The incident that finally got him out of his drug addiction for good has rattled everyone with whom he has shared it.
One fine morning, Saumya had taken his dog for a walk to the nearby forests under the influence of an overdose. In the middle of the forest he passed out after puking up green vomit. He thought he would die that day, but his dog came to the rescue.
Since he had lost a lot of weight, his dog somehow managed to drag him to the road head, where passers-by saw him and alerted his brother, who rushed to the spot and brought him the medical help he needed.

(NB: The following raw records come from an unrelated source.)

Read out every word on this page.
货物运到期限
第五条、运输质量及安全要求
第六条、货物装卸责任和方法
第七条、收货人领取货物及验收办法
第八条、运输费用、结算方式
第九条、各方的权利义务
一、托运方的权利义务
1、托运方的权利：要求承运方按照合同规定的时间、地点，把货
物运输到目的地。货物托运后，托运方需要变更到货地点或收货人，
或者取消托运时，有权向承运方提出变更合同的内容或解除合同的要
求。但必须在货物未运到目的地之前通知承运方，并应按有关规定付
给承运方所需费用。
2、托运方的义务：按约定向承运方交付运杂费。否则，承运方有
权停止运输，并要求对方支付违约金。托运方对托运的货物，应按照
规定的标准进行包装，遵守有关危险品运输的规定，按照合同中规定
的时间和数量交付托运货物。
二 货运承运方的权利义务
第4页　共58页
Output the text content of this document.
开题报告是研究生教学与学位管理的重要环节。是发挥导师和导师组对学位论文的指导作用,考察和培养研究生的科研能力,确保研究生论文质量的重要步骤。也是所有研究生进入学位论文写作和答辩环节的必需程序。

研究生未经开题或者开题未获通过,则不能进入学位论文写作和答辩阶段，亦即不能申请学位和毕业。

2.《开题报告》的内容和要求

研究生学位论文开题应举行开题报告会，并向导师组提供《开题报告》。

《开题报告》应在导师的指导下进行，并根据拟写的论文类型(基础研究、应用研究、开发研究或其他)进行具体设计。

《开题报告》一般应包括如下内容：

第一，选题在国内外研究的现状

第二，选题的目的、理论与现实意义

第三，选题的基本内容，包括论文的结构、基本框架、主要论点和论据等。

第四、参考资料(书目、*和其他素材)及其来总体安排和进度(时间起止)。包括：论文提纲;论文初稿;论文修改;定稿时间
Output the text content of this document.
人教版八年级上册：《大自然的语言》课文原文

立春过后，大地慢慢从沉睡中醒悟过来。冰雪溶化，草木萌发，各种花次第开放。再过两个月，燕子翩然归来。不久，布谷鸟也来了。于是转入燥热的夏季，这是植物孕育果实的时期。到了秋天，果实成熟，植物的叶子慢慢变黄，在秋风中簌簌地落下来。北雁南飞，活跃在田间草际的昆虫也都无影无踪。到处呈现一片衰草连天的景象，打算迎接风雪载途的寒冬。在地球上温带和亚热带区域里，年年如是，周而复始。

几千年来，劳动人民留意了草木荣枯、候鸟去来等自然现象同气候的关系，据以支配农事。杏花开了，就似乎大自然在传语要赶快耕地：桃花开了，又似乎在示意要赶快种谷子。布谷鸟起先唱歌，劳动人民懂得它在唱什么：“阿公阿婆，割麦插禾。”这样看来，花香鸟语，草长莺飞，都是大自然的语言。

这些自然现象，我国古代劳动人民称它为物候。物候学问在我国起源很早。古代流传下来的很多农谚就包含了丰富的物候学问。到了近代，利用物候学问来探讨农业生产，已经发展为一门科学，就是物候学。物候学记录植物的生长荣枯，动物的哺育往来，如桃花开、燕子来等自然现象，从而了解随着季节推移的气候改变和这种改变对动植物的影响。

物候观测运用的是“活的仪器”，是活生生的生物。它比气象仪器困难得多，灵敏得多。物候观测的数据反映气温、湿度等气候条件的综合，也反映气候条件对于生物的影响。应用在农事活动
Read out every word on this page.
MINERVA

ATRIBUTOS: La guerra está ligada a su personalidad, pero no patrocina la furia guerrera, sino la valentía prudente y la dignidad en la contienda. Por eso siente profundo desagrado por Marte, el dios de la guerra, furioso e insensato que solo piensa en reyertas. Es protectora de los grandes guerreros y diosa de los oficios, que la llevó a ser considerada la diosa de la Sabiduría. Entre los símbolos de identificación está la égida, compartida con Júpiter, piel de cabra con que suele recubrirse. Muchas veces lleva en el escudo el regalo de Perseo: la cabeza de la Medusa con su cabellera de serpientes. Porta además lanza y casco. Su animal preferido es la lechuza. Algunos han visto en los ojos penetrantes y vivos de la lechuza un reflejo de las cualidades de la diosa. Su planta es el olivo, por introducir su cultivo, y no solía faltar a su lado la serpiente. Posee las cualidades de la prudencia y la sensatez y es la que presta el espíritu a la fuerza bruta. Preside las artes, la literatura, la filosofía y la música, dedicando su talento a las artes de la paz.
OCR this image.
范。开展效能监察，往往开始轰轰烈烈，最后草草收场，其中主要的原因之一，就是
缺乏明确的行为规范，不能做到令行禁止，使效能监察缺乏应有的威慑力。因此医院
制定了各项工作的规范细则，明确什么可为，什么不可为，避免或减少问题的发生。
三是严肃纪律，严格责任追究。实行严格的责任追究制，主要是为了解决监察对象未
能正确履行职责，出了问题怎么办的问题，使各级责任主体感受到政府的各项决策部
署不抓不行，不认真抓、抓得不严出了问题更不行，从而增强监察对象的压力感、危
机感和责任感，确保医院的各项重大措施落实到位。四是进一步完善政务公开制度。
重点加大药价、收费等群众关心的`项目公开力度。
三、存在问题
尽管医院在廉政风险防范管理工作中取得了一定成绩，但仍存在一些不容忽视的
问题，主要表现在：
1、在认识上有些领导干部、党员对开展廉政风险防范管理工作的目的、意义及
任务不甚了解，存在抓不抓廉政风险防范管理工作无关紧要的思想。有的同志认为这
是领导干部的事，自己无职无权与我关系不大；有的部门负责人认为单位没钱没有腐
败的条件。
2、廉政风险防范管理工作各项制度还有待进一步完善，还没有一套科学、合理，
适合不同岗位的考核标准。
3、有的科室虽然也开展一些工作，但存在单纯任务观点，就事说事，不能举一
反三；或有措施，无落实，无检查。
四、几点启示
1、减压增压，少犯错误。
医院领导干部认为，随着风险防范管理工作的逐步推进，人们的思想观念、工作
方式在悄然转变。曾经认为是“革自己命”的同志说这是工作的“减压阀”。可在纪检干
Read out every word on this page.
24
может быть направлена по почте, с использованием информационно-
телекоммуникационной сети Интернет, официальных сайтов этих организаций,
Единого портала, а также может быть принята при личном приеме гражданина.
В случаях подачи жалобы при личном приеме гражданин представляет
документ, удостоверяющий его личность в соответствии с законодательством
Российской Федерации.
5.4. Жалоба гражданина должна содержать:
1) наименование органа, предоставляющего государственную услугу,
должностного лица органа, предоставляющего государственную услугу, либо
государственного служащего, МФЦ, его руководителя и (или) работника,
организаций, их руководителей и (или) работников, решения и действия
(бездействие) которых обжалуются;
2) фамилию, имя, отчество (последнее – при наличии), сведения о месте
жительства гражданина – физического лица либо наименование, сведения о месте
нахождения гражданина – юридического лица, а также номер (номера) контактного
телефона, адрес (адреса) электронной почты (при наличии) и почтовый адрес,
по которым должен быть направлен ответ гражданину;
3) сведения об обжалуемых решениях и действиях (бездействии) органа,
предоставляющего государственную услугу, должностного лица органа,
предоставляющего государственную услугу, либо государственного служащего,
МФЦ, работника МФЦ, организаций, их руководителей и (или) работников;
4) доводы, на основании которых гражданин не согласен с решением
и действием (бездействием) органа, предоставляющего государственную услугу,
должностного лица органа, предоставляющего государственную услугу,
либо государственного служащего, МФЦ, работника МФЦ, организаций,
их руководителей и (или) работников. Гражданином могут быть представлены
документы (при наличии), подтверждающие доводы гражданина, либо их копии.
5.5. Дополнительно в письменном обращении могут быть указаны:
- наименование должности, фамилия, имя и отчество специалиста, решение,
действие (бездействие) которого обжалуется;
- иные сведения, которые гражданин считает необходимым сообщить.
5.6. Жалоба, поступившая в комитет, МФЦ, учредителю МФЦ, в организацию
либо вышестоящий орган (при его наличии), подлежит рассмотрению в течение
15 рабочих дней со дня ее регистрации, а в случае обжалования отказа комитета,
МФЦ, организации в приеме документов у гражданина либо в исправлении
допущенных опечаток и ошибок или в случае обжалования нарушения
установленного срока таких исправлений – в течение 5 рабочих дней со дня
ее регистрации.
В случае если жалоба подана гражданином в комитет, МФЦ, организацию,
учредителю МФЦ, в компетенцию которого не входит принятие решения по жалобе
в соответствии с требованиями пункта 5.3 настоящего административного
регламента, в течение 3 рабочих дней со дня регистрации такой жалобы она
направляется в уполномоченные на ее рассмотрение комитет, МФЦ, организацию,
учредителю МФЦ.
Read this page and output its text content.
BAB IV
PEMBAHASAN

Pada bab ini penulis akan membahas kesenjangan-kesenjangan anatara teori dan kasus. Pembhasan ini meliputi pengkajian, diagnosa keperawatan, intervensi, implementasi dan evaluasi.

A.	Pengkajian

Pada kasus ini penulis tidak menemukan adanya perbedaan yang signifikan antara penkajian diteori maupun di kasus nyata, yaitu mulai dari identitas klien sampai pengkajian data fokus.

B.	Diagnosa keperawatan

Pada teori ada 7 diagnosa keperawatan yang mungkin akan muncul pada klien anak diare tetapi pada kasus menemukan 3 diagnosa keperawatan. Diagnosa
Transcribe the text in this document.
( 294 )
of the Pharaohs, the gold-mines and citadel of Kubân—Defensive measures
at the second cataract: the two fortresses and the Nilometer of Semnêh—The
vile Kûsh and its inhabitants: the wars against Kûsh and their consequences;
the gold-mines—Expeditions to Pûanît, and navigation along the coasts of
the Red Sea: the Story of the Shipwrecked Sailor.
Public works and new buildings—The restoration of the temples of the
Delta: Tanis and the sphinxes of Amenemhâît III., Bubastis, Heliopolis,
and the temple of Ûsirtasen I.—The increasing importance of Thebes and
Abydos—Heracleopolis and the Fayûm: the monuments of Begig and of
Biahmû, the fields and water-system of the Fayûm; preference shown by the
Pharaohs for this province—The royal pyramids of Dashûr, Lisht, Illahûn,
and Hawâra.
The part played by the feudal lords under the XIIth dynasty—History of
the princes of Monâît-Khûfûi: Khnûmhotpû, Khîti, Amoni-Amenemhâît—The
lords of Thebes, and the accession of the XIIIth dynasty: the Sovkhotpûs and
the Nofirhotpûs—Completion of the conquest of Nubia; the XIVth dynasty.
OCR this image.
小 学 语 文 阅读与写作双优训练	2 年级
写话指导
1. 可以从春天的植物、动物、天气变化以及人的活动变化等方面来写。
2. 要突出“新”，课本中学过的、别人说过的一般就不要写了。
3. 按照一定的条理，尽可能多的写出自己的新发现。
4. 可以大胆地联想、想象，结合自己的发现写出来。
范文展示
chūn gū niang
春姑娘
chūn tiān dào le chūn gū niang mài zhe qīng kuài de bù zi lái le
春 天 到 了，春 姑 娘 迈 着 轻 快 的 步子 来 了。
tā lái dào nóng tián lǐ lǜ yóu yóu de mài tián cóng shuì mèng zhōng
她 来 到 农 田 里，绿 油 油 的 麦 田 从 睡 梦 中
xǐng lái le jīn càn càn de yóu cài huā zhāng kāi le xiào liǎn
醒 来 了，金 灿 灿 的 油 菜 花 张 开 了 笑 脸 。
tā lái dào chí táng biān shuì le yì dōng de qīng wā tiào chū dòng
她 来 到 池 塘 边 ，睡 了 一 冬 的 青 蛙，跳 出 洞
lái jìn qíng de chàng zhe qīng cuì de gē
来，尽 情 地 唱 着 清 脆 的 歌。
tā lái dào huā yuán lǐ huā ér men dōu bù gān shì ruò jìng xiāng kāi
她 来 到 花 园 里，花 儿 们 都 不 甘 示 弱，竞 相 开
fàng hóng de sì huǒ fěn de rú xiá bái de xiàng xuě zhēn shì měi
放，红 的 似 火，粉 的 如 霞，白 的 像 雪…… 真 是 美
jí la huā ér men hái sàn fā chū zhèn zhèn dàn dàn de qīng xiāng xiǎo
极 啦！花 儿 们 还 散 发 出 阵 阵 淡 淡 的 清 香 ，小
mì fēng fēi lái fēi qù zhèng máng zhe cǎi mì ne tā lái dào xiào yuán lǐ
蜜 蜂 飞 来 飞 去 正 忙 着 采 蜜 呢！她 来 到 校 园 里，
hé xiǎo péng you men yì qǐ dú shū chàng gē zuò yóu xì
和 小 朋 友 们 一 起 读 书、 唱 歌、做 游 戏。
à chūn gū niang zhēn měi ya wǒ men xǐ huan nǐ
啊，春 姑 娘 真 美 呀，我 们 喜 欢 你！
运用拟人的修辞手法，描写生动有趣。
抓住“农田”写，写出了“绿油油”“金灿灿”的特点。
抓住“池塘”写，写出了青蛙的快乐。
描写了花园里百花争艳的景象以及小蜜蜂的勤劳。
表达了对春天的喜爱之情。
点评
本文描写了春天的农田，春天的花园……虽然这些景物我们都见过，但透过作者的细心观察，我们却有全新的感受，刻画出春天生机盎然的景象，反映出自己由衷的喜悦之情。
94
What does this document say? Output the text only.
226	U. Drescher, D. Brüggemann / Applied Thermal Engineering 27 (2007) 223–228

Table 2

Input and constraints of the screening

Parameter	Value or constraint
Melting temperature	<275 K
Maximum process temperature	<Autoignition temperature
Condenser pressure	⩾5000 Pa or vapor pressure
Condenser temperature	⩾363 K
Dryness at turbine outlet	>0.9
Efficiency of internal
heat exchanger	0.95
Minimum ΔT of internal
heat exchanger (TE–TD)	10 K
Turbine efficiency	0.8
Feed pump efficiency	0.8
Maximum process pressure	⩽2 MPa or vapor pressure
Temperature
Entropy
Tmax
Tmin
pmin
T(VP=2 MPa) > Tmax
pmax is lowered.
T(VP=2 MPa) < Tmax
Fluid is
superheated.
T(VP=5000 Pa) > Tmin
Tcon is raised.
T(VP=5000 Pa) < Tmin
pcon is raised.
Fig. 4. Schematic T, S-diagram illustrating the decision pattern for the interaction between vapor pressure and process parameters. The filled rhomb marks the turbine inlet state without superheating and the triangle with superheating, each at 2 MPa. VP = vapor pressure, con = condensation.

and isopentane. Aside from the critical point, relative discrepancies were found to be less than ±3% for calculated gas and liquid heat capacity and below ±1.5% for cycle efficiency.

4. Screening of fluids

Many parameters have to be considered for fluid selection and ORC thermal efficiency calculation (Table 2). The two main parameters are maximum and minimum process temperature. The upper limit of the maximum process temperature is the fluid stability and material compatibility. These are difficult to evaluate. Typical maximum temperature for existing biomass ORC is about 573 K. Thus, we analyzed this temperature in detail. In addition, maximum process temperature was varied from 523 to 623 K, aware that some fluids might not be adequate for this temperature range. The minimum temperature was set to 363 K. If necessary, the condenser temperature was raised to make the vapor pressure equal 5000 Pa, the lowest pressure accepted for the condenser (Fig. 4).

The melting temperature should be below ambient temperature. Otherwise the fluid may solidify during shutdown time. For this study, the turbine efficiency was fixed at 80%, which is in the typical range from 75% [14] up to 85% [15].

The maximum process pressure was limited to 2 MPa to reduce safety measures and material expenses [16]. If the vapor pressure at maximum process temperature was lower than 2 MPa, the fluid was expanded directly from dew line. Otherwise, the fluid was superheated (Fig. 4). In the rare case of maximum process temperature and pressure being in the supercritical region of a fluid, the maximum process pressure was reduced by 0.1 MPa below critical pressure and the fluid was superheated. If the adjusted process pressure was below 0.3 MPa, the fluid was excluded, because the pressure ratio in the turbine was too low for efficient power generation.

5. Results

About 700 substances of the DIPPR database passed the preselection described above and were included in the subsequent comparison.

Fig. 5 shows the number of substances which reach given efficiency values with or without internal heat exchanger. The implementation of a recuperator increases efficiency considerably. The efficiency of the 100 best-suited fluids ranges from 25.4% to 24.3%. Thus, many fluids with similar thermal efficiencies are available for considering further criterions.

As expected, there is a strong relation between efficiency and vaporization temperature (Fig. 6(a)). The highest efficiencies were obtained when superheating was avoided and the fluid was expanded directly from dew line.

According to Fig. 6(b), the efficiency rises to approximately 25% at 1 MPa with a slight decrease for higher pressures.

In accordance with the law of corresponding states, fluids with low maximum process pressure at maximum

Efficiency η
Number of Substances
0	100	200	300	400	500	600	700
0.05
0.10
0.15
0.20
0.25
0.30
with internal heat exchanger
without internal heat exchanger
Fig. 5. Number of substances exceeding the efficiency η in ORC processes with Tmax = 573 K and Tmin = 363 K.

“I cannot tell you how I felt that day. I felt so low that the dog stood on a higher pedestal than me. I had become worse than an animal. I promised my family I would give up substance abuse.”
But fate had yet another torment in store for him. The very next day, the woman he loved died of a heart attack.
“I cannot get over that guilt for life. I continue to believe that I am responsible for her death,” he said.
He confided that to this day he feels that his beloved talks to him, and often moves beside him.
Saumya talked at length about the treatment meted out to substance dependents who return to a private rehab centre after a case of relapse.
“It is like a virgin being thrown into a brothel. Everyone comes and treats you with the filthiest of abuses. Already low on self-esteem, you are subjected to humiliation, at what is called a ‘blasting session’.
“The last one to blast you is the managing director of the centre. The most menial of the tasks are reserved for you till the time some other case of relapse or dependence makes an appearance at the centre.
“Knowing from your previous experience of withdrawals you can also expect thrashings,” he reveals.
He also has many stories about the law enforcing systems that run the region. “The cops and officials are hand in glove with one another. During my stay in a prominent city, I had some cops coming to me regularly looking for good quality charas and heroin.
“At times I thought of reporting them, but its very difficult to survive as a whistleblower. I did try once on a small scale and paid a heavy price for it. I have narrowly escaped a fake encounter.”
Saumya doesn’t want other young people to experience what he has seen and gone through. Before he joined the Integration Rehabilitation Centre for Addicts (IRCA) as an employee, he was giving inspirational talks in schools and colleges.
He keeps updating me about his activities. He plans to experiment with creating an open rehab centre. I am looking forward to seeing him execute this plan. He has also been writing some inspirational poetry. The other day, it was a delight to see a video he sent me, of him playing badminton with his mother. After all, life has to be lived with a sportsman spirit!